Over the past year or so, Jan Kamiya, a young adult librarian here in Honolulu, has been reading the dozens of new and old children’s books on some aspect of the incarceration story and has produced an excellent encyclopedia article on these books: Children’s and young adults’ books on incarceration. In addition to the narrative overview in the article, she has also worked to create as comprehensive a list of children’s/young adult books as possible, divided into several categories. (There is one category of books that is missing, at least for now: the many that are published outside of mainstream publishing houses, a group Jan is calling the independent/e-book/self-published category. We’ll be adding list of these books to the article later on.)
If you are at all interested in these books, take a look at the article and list. Are there any other books you know about that are missing? Jan will be adding separate articles that include more information on many of these books in the weeks to come.

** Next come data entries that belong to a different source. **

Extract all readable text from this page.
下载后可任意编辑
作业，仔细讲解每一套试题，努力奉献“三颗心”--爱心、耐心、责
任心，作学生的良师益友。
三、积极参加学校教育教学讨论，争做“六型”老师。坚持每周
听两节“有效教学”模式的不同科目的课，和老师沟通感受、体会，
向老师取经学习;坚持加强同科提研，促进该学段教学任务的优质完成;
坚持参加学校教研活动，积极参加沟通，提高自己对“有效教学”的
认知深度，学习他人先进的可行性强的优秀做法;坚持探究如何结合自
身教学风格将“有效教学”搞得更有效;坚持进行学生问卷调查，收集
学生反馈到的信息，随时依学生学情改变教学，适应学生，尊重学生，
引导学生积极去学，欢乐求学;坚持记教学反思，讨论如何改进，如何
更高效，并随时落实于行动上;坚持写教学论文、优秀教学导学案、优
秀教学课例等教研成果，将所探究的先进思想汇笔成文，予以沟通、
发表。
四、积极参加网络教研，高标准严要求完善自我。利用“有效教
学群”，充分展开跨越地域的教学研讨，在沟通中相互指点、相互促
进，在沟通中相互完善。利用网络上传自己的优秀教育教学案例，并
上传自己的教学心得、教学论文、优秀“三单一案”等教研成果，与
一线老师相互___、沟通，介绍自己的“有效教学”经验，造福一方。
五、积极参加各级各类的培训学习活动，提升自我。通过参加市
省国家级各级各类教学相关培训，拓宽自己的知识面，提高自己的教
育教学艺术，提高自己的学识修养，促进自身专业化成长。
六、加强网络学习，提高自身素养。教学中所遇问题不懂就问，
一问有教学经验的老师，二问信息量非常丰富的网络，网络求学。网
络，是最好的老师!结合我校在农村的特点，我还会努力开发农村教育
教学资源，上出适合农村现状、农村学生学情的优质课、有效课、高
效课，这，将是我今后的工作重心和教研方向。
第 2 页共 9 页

Other newly added articles address other legacies of the camps, starting with one of the most popular fictional accounts of the incarceration, Jamie Ford’s novel The Hotel on the Corner of Bitter and Sweet. The Nisei Student Relocation Commemorative Fund is an organization formed by Nisei who were able to leave camp and go to college with the help of many good samaritans and who have chosen to honor their benefactors by helping young people today. Adding to his contributions on key postwar legal cases, Greg Robinson writes about Oyama v. California, the Supreme Court case that effectively ended the power of the alien land laws. Finally, we’ve added two new articles by UC Berkeley Ph.D. student Jeffrey Yamashita on Fort Snelling, the second home of the Military Intelligence Service Language School, and on Frank “Foo” Fujita, a Nisei soldier who was a prisoner of war of the Japanese Imperial Army.